OpenAI Debuts GPT-5.3-Codex-Spark on Cerebras Chips, Surpassing Previous Speeds

On Thursday, OpenAI introduced GPT-5.3-Codex-Spark, its first production AI model to run on non-Nvidia hardware. The model was deployed on chips provided by Cerebras and is specifically designed for coding tasks, demonstrating an impressive speed of more than 1,000 tokens (data chunks) per second.

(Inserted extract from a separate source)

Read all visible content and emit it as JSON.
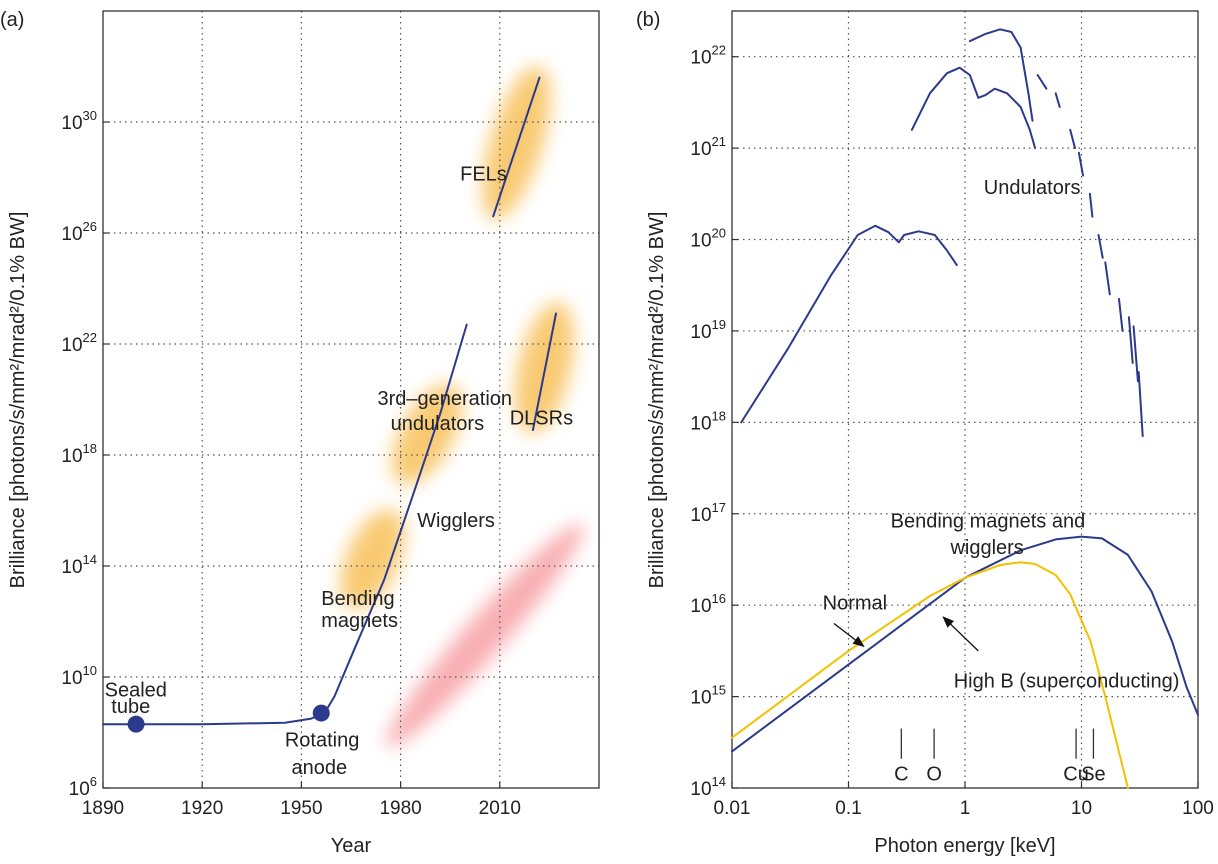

This performance is reported to be approximately 15 times faster than that of its precursor.

In comparison, Anthropic’s Claude Opus 4.6, in its newly introduced premium fast mode, is about 2.5 times quicker than its standard speed of 68.2 tokens per second, despite being a more advanced and larger model than Codex-Spark.

"Cerebras has been a great engineering partner, and we’re excited about adding fast inference as a new platform capability," commented Sachin Katti, OpenAI's head of compute, in a statement.

Codex-Spark is currently a research preview available to ChatGPT Pro subscribers at a cost of $200 per month through the Codex app, command-line interface, and VS Code extension. Furthermore, OpenAI is rolling out API access to selected design partners. The model is launched with a 128,000-token context window and is limited to text-only processing at present.

This release follows OpenAI’s earlier launch of the complete GPT-5.3-Codex model earlier this month, which excels at complex coding tasks. Conversely, Spark is fine-tuned for speed rather than depth of knowledge, making it ideal for coding by operating as a text-only model, unlike the general-purpose tasks its larger sibling performs.

Spark reportedly surpasses the older GPT-5.1-Codex-mini in software engineering evaluations on SWE-Bench Pro and Terminal-Bench 2.0, completing tasks in significantly less time, as reported by OpenAI. Nonetheless, these performance metrics have not been independently validated by external sources.

Comparatively, past tests revealed Codex's slower performance; when evaluated by Ars in December, it took double the time of Anthropic’s Claude Code to complete a Minesweeper game creation.

In the competitive landscape of coding agents, GPT-5.3-Codex-Spark's achievement of 1,000 tokens per second marks a substantial advancement over any models OpenAI has previously deployed using its infrastructure. According to independent benchmarks by Artificial Analysis, OpenAI's fastest Nvidia-based models did not reach such speeds: GPT-4o hit about 147 tokens per second, o3-mini about 167, and GPT-4o mini approximately 52 tokens per second.